Picture 21: cassandra.yaml.j2 file
Copy and paste parameters from cassandra_config_vars.yaml to all.yaml, then configure them based on your needs. Don't forget to specify your own seed nodes, as Cassandra will not be able to bootstrap. Here is how our all.yaml looks after inserting the variables.
Picture 22: Final version of all.yaml file
After having all our files configured, we can start writing our playbook to configure and start Cassandra:
- name: Playbook for Configuring Cassandra
- name: Send cassandra-rackdc.properties template file to hosts
- name: Send cassandra.yaml template file to hosts
- name: Starting Cassandra
- name: Starting Cassandra
cmd: "su - cassandra -c '/apache-cassandra-/bin/cassandra'"
- name: Wait for port 9042 to become open on the host, don't start checking for 30 seconds
In the first and second tasks, we are sending jinja2 templates to the appropriate Cassandra configuration files using a template module. This module allows sending template files to the Target Node, replacing variable placeholders by their values. Last but not least, we execute the command using the shell module to start Cassandra under Cassandra user on all nodes. For this purpose, we added a new parameter serial with value 1. It means we will perform tasks on 1 node at a time. The last task, with the name: Wait for port 9042 to become open on the host, don't start checking for 30 seconds is for Ansible to wait for 30 seconds after the current node is up and running to bootstrap the next node. After completing a playbook and ensuring all the variables are configured, let's run our playbook.
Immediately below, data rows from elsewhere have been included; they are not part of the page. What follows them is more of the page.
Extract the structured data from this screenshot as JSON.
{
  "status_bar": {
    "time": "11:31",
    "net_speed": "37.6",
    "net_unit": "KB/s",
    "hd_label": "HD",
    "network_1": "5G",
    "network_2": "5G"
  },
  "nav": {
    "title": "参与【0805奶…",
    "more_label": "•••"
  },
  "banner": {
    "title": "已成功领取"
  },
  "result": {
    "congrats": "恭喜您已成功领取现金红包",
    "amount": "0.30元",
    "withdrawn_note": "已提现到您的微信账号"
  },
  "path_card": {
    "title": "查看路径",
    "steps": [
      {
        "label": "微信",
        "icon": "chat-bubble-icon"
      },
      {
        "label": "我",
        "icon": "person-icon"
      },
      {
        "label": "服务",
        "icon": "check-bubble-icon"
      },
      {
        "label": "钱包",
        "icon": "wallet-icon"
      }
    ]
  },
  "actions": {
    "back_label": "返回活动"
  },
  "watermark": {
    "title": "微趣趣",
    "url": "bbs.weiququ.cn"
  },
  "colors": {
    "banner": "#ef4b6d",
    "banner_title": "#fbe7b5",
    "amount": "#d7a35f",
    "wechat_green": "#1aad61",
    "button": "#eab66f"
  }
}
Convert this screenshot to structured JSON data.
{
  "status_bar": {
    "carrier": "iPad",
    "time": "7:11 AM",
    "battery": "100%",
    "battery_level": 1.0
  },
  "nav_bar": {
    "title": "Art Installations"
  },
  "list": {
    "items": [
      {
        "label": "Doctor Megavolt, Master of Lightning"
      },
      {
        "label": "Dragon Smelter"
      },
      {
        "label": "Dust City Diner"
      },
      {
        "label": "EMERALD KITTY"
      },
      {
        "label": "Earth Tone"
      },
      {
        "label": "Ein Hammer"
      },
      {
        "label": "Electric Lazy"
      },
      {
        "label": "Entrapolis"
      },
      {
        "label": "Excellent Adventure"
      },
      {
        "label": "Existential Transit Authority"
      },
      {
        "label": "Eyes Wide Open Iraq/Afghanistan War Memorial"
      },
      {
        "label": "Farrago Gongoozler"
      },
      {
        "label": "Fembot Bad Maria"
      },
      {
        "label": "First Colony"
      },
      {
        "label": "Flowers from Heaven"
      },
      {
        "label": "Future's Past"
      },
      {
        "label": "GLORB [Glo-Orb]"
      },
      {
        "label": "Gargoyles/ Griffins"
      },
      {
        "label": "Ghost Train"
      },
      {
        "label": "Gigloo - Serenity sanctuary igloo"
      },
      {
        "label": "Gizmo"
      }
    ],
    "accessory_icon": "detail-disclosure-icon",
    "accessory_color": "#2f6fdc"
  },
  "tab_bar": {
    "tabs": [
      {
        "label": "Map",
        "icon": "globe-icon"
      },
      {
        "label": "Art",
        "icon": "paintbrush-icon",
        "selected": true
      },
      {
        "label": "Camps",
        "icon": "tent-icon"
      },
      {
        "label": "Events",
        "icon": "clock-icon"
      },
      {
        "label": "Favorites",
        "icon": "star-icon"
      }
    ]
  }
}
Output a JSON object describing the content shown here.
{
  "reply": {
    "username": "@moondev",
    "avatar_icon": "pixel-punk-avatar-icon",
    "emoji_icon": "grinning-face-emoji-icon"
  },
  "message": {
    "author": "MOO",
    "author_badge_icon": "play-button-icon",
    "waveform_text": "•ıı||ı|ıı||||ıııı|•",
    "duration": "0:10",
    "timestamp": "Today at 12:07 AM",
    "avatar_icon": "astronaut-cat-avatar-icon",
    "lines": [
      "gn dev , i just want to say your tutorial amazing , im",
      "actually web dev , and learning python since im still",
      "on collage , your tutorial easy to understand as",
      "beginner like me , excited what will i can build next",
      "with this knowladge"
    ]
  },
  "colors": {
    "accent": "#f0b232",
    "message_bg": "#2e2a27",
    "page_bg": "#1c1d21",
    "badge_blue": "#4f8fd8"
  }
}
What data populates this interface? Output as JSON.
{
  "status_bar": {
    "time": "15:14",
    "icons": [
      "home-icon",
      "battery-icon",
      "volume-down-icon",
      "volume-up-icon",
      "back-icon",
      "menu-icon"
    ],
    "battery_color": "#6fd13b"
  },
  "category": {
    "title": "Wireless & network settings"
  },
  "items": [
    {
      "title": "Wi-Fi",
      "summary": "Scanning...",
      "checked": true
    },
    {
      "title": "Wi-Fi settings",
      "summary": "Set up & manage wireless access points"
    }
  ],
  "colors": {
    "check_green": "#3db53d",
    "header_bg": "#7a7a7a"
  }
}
Picture 24: cassandra.configuration.yaml playbook successfully executed
After that, access target nodes and check the logs to ensure Cassandra started bootstrapping:
tail -1000f /path/to/cassandra/logs/system.log
Once bootstrapped, use the below ansible ad-hoc command to ensure nodes are up and running:
ansible <<choose_one_node_ip_address>> -m ansible.builtin.shell -a "/usr/local/apache-cassandra-3.11.15/bin/nodetool status"
The output should be similar to the screenshot below:
Picture 25: running nodetool status on all nodes
As you can see, we now have Cassandra configured and installed without even touching the target nodes. Knowing the basics of managing Cassandra using Ansible, you can do it simultaneously on hundreds of nodes with different settings and requirements of your choice.
It was an introductory Ansible playbook. I hope it is helpful for you to get started. I also advise you to read more about the recommended directory structure, including group vars, and how to reuse code using Ansible roles. All this information and other best practices can be found in the Ansible Documentation - Best Practices.